Нельзя отдельно, изолированно исследовать и постичь смысл мужчины и женщины. Значение может быть познано при совместном изучении и взаимном сопоставлении мужчины и женщины. В их отношении друг к другу следует искать ключ к раскрытию обеих сущностей. Мы слегка коснулись этого отношения при попытке обосновать природу эротики. Отношение между мужчиной и женщиной есть не что иное, как отношение между субъектом и объектом. Женщина ищет своего завершения, как объект. Она вещь мужчины или вещь ребенка. Она хочет, чтобы ее принимали только за вещь, что удачно скрывается вечной рисовкой. Никто так скверно не понимает истинного желания женщины, как тот, который интересуется всем тем, что в ней происходит, который проявляет внимание к ее чувствам и надеждам, ее переживаниям и духовной оригинальности. Женщина не хочет, чтобы к ней относились, как к субъекту. Она всегда и во всех направлениях (в этом именно выражается ее бытие женщины) хочет оставаться пассивной, хочет чувствовать волю, направленную на нее. Она не хочет, чтобы ее стыдились или щадили, она вообще не хочет, чтобы ее уважали. Ее единственная потребность заключается в том, чтобы ее желали, как тело, чтобы она находилась в обладании чужих рук, как их собственность, как простое ощущение приобретает реальность лишь тогда, когда оно выражено в понятии, т. е. когда оно превращается в известный объект, так и женщина доходит до своего существования и ощущения его лишь тогда, когда они возводится мужчиной или ребенком, как субъектом, на ступень объекта. Таким путем, путем подарка, она приобретает свое существование.

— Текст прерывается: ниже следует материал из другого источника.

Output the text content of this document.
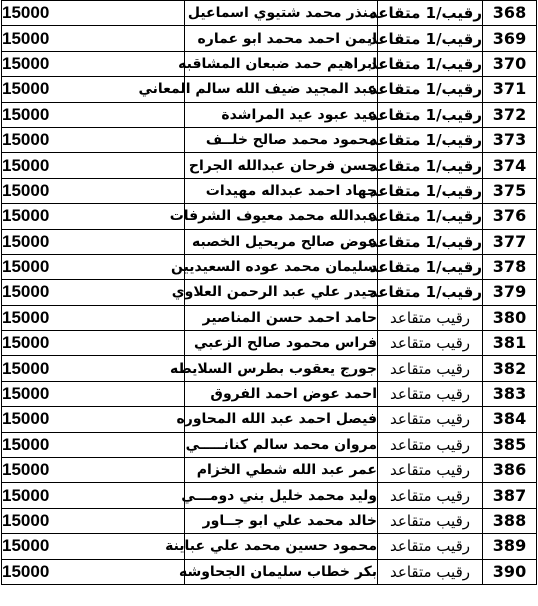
368	رقيب/1 متقاعد	منذر محمد شتيوي اسماعيل	15000
369	رقيب/1 متقاعد	ايمن احمد محمد ابو عماره	15000
370	رقيب/1 متقاعد	ابراهيم حمد ضبعان المشاقبه	15000
371	رقيب/1 متقاعد	عبد المجيد ضيف الله سالم المعاني	15000
372	رقيب/1 متقاعد	عيد عبود عيد المراشدة	15000
373	رقيب/1 متقاعد	محمود محمد صالح خلــف	15000
374	رقيب/1 متقاعد	حسن فرحان عبدالله الجراح	15000
375	رقيب/1 متقاعد	جهاد احمد عبداله مهيدات	15000
376	رقيب/1 متقاعد	عبدالله محمد معيوف الشرفات	15000
377	رقيب/1 متقاعد	عوض صالح مريحيل الخصبه	15000
378	رقيب/1 متقاعد	سليمان محمد عوده السعيديين	15000
379	رقيب/1 متقاعد	حيدر علي عبد الرحمن العلاوي	15000
380	رقيب متقاعد	حامد احمد حسن المناصير	15000
381	رقيب متقاعد	فراس محمود صالح الزعبي	15000
382	رقيب متقاعد	جورج يعقوب بطرس السلايطه	15000
383	رقيب متقاعد	احمد عوض احمد الفروق	15000
384	رقيب متقاعد	فيصل احمد عبد الله المحاوره	15000
385	رقيب متقاعد	مروان محمد سالم كنانـــــي	15000
386	رقيب متقاعد	عمر عبد الله شطي الخزام	15000
387	رقيب متقاعد	وليد محمد خليل بني دومـــي	15000
388	رقيب متقاعد	خالد محمد علي ابو جــاور	15000
389	رقيب متقاعد	محمود حسين محمد علي عباينة	15000
390	رقيب متقاعد	بكر خطاب سليمان الجحاوشه	15000
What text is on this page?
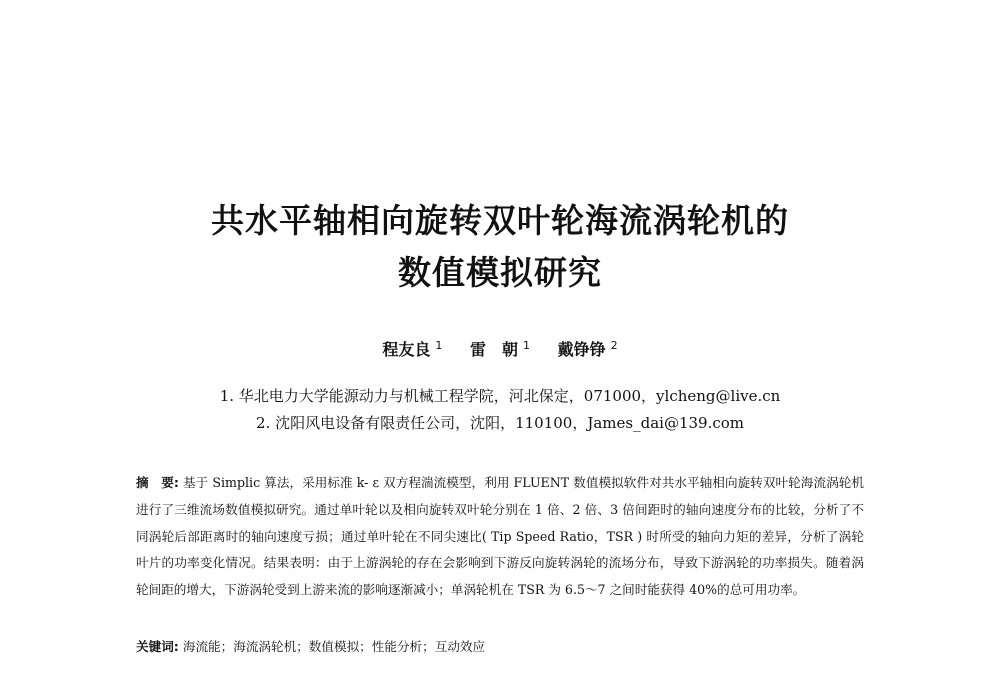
共水平轴相向旋转双叶轮海流涡轮机的
数值模拟研究
程友良 $^1$ 雷　朝 $^1$ 戴铮铮 $^2$
1. 华北电力大学能源动力与机械工程学院，河北保定，071000，ylcheng@live.cn
2. 沈阳风电设备有限责任公司，沈阳，110100，James_dai@139.com

摘　要: 基于 Simplic 算法，采用标准 k- ε 双方程湍流模型，利用 FLUENT 数值模拟软件对共水平轴相向旋转双叶轮海流涡轮机进行了三维流场数值模拟研究。通过单叶轮以及相向旋转双叶轮分别在 1 倍、2 倍、3 倍间距时的轴向速度分布的比较，分析了不同涡轮后部距离时的轴向速度亏损；通过单叶轮在不同尖速比( Tip Speed Ratio，TSR ) 时所受的轴向力矩的差异，分析了涡轮叶片的功率变化情况。结果表明：由于上游涡轮的存在会影响到下游反向旋转涡轮的流场分布，导致下游涡轮的功率损失。随着涡轮间距的增大，下游涡轮受到上游来流的影响逐渐减小；单涡轮机在 TSR 为 6.5～7 之间时能获得 40%的总可用功率。

关键词: 海流能；海流涡轮机；数值模拟；性能分析；互动效应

Противоположность между субъектом и объектом с точки зрения теории познания является с онтологической точки зрения противопоставлением формы и материи. Это противопоставление есть только перемещение первой из сферы трансцендентального в сферу трансцендентного, из опытно-критической области в область метафизическую. Материя, а именно то, что абсолютно индивидуализировано, что может принять какую угодно форму, но что не имеет определенных длительных свойств, так же мало обладает сущностью, как простое ощущение материя опыта, обладает самостоятельным существованием. Итак, противоположность между субъектом и объектом относится к существованию (тем, что ощущение приобретает реальность как объект, противопоставленный субъекту), противоположность же между формой и материей означает разницу в сущности (материя без формировки абсолютно бескачественна). Поэтому Платон с полным основанием мог и вещественность, массу, поддающуюся формировке, нечто само по себе бесформенное, легко принимающую любую форму глину, то, во что вливается форма, ее место, то вечно второе, назвать не сущим. Кого эти слова наводят на мысль о том, что Платон имел здесь в виду пространство, тот низводит величайшего мыслителя на степень поверхностного философа. Мы нисколько не сомневаемся в том, что ни один выдающийся философ не станет приписывать пространству метафизическое существование, но он вместе с тем не скажет, что пространство лишено всякой сущности. Для дерзкого болтуна характерно именно то, что он считает пустое пространство «химерой», что оно для него «нечто». Только у вдумчивого мыслителя оно приобретает реальность и становится проблемой для него. Не сущее Платона есть именно то, что для филистера кажется наиболее реальным, суммой всех ценностей существования. Это не что иное, как материя.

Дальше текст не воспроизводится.